De l’utilité de la guerre… et de l’Etat
« La guerre constitue la base sur laquelle toutes les sociétés modernes sont construites »

On se souvient que le 30 octobre 1938 CBS diffuse le canular radiophonique d’Orson Welles faisant paniquer l’Amérique, qui croit à la réalité d’une invasion extraterrestre : « La Guerre des Mondes ».

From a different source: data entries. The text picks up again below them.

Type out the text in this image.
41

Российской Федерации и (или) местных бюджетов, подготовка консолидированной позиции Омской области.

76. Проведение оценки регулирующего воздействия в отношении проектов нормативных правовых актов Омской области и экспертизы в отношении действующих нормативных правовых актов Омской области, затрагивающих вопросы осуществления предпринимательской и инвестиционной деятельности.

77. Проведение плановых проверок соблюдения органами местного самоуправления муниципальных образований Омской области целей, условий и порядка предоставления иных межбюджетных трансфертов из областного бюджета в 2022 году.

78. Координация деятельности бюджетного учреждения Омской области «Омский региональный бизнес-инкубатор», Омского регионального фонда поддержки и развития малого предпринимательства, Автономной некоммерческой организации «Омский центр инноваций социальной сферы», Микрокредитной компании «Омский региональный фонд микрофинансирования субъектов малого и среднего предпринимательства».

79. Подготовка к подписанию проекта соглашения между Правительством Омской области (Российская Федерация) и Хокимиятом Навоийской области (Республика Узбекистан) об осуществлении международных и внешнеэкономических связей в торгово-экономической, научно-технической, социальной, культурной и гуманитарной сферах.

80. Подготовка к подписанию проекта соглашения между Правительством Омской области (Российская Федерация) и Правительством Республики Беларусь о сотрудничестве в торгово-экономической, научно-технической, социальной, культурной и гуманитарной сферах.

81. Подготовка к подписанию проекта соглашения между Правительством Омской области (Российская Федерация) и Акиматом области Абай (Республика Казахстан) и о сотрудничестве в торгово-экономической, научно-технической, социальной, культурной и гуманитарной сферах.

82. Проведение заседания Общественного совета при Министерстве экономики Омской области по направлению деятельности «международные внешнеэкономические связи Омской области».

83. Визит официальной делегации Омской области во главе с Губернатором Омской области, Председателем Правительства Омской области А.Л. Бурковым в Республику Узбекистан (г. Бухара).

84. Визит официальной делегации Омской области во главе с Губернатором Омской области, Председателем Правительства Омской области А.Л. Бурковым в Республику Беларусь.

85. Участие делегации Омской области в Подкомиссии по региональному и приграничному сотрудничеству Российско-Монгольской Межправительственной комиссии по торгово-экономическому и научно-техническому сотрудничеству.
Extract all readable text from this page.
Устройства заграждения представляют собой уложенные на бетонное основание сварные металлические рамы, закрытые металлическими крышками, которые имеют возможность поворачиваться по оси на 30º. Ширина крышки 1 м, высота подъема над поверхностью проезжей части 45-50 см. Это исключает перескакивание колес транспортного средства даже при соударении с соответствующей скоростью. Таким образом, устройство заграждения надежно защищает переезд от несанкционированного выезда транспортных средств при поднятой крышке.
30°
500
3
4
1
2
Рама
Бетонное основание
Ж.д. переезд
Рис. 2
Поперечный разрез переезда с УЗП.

Un autre grand canular est moins connu. Il est attribué à un groupe « de démocrates de gauche avec des prétentions anarcho-syndicalistes [1] », dont faisait partie le professeur et journaliste Victor Navasky, l’écrivain Leonard Lewin et l’économiste John Kenneth Galbraith. Ce groupe a produit un rapport censé examiner les problèmes qui se poseraient aux États-Unis s’ils devaient connaître une paix durable.

The Report from Iron Mountain sera publié en 1967 et largement relayée par la presse. La supercherie ne sera éventrée qu’en 1972. « Bien plus qu’un canular », c’était « une satire, une parodie, une provocation » selon Victor Navasky [2].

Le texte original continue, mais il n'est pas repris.